ANIMATION: THE QUAKE PICKED UP AS FAR AWAY AS SOUTH FLORIDA
A series of seismic monitors across the United States, as far away as Southern Florida, picked up vertical and/or horizontal motion in the minutes after the 7.1 magnitude earthquake struck Southcentral Alaska on Nov. 30.
Watch the animated wave as it spreads across Alaska and then the Lower 48 on this U.S. Geological Survey animated map:
If the above video doesn’t play on your devise, here’s the link:
http://ds.iris.edu/spud/gmv/17246644
USArray is a 15-year program to place a dense network of permanent and portable seismographs across the continental United States. The seismographs record local, regional, and distant (teleseismic) earthquakes. The monitors are being placed about 186 miles apart across the U.S.

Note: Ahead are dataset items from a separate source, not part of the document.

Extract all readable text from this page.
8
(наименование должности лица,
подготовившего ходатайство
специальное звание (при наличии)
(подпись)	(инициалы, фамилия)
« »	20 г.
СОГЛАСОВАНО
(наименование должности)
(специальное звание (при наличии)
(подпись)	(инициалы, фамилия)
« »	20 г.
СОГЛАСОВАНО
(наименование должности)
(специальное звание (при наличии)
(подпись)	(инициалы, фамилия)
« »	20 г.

A map of the array system in the United States can be see with a more close-up view at this link:
Another excellent example of fact gathering for us, Suzanne! I had no idea that monitors as far away as Florida picked up our Nov 30 quake.
Notice the activity coming up through the South from the wave that went over the Pole and around the earth…cool. The earth “rang like a bell” with the ’64 quake. As for now…. waiting impatiently for this one;s aftershocks to fade completely away.